Haugen, meanwhile, was happy to talk about the broader issue of Airbnb and displacement. He says he knows other Airbnb hosts who invest in new units just to rent them (as opposed to living in them at least some of the time), and he doesn't think that's the most ethical way to use the service. He and his wife rent out their unit maybe 20 days a month over the summer, but only five days in the less popular winter months. "We're actually using the place," he says, "and trying to make it a little more affordable to live there, and for us to have a place in town."

Still, Haugen's objections to using Airbnb solely for profit don't mean he's a purely casual user. He and his wife traveled this past fall to an Airbnb conference in Paris, where breakout sessions had names like "Be a Hostrepreneur," "Make Your Listing a Money Machine," and "Making Home Sharing Your Small Business."

When buildings like the State Hotel convert units into Airbnbs, the conflicts expose a strange moment in Seattle history. In a new era of rapid-fire growth, housing and transportation technology have advanced faster than Seattle's existing infrastructure, as well as its laws.

"Technology [like Uber or Airbnb] has created a very, very fast-changing marketplace," Seattle mayor Ed Murray tells The Stranger. "And regulating these things is going to be a challenge because, you know, they almost come into existence and morph overnight."
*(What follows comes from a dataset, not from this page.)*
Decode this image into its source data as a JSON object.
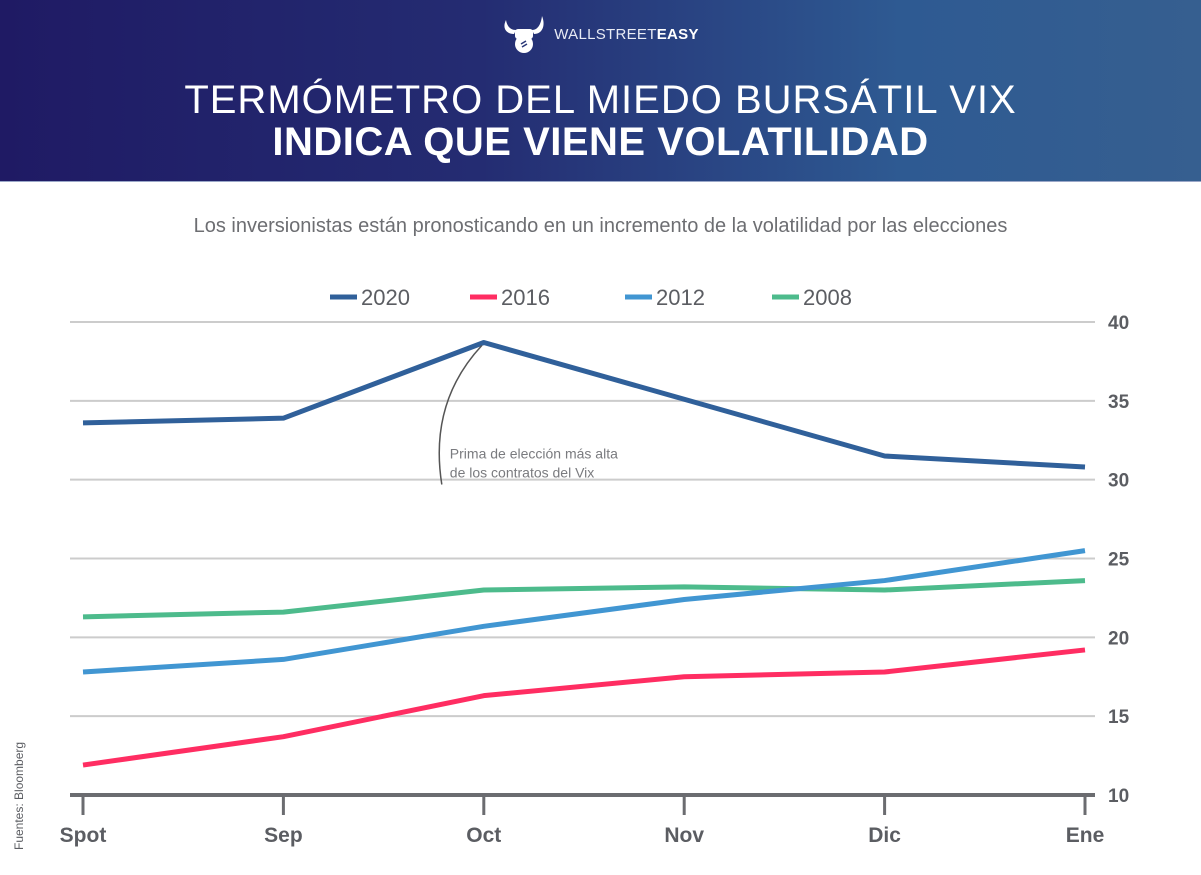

Both New York State and San Francisco have special rules about apartments being converted into Airbnbs or short-term rentals; Seattle doesn't have any. (It's currently legal for a landlord to evict a tenant, as long as there is just cause, and then convert the unit to an Airbnb.) New York's multiple dwellings law, for example, forbids renting apartments to someone for less than 30 days, which, as of fall of 2014, meant that most of the Airbnb units in New York City violated regulations. San Francisco has explicitly legalized Airbnb hosting with an added hotel tax, but limits renting out a full home to a cap of 90 days out of the year.

Portland, Seattle's neighbor to the south, has also pioneered a new kind of regulatory framework for its Airbnbs. In 2014, Airbnb had to start collecting a hotel tax from people who booked units in Portland, and this year, the city council approved a resolution to direct revenue from short-term rentals like Airbnbs toward affordable housing.

Sharon Lee, executive director of the Low Income Housing Institute, wants Seattle City Council members to do the same thing. Washington State law might not allow that, but the city council has plans to develop regulations for Airbnb this year, and Mayor Murray asked his Department of Construction and Inspections to study the issue and put forward proposals for the council this coming spring. Neither the council nor the mayor has released more details than that.

"There are several things that I think we need to get a handle on," Murray says. "One is the issue of creating an even less affordable housing market." At the same time, he points out, there are people using Airbnb rentals "as a way to afford their house."

Though Haugen and his former tenants disagree over why the couple was evicted, they all say they agree on one thing: Airbnb should be regulated in a way that helps the city create more affordable housing and doesn't take long-term units off the market. We'll find out this year whether our elected city leaders agree, too.